When does this market close?

This prediction market is scheduled to close on 8 May 2026. After the resolving event occurs, settlement typically clears within 24 hours once the UMA optimistic oracle confirms the outcome. All payouts are in USDC on the Polygon network.

How can I trade on "Will Fidelity National Information Services (FIS) beat quarterly earnings?"?

To trade on this prediction market, create a free PolyGram account at polygram.ink, deposit USDC via Polygon, and place a YES or NO order on the outcome you believe in. You can learn more on our how-it-works page. Your maximum loss is limited to your stake — there is no leverage or margin.

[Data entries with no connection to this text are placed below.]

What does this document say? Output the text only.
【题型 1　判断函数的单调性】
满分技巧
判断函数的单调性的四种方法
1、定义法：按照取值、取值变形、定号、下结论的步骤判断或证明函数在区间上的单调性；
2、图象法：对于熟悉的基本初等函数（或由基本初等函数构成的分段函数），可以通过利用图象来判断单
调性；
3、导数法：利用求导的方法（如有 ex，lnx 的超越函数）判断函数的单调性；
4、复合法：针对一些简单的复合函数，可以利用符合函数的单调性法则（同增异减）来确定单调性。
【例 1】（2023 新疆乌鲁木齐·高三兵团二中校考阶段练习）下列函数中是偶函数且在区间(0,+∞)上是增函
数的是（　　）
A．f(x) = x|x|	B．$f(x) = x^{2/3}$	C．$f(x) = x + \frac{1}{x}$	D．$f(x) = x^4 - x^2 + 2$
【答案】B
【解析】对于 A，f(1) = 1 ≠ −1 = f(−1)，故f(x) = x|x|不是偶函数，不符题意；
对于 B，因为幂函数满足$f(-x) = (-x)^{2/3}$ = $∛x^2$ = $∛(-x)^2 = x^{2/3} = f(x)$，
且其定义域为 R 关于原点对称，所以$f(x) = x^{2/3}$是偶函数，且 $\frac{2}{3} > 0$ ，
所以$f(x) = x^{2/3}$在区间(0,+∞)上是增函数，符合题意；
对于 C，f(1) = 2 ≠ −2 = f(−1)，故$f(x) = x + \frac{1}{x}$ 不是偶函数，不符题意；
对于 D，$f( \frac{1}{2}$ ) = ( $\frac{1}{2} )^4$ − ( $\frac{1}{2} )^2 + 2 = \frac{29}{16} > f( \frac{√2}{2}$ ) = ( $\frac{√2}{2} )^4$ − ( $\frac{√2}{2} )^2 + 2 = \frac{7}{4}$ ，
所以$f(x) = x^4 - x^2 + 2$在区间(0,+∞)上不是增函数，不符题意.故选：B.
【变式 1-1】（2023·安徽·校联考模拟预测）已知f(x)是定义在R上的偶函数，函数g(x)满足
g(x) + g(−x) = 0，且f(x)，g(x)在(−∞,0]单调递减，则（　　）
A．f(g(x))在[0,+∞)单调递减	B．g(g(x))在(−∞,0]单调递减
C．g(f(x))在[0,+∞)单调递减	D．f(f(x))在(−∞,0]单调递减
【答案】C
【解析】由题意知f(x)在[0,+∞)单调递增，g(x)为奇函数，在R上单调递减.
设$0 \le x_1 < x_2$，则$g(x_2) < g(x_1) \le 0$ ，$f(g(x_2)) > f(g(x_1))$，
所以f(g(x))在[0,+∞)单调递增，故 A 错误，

What happens when the market resolves?

When the outcome is determined, winning YES shares pay out $1.00 each in USDC, while losing shares pay $0. Settlement is handled by the UMA optimistic oracle on Polygon — a proposer submits the result, a two-hour dispute window opens, and if uncontested, payouts are distributed automatically. You can withdraw your winnings to any Polygon wallet.

Risk and regulatory note

Prediction-market positions can lose 100% of staked capital. Outcomes are uncertain by definition — historical accuracy of crowd-implied probabilities is high in aggregate but not for any single market. PolyGram does not provide investment advice. Trade only with capital you can afford to lose.

Regulatory status varies by jurisdiction. Germany, the United States, and most EU countries treat Polymarket-style event contracts under one of three frameworks: financial derivative, gambling product, or unregulated novel asset. Consult local counsel before trading.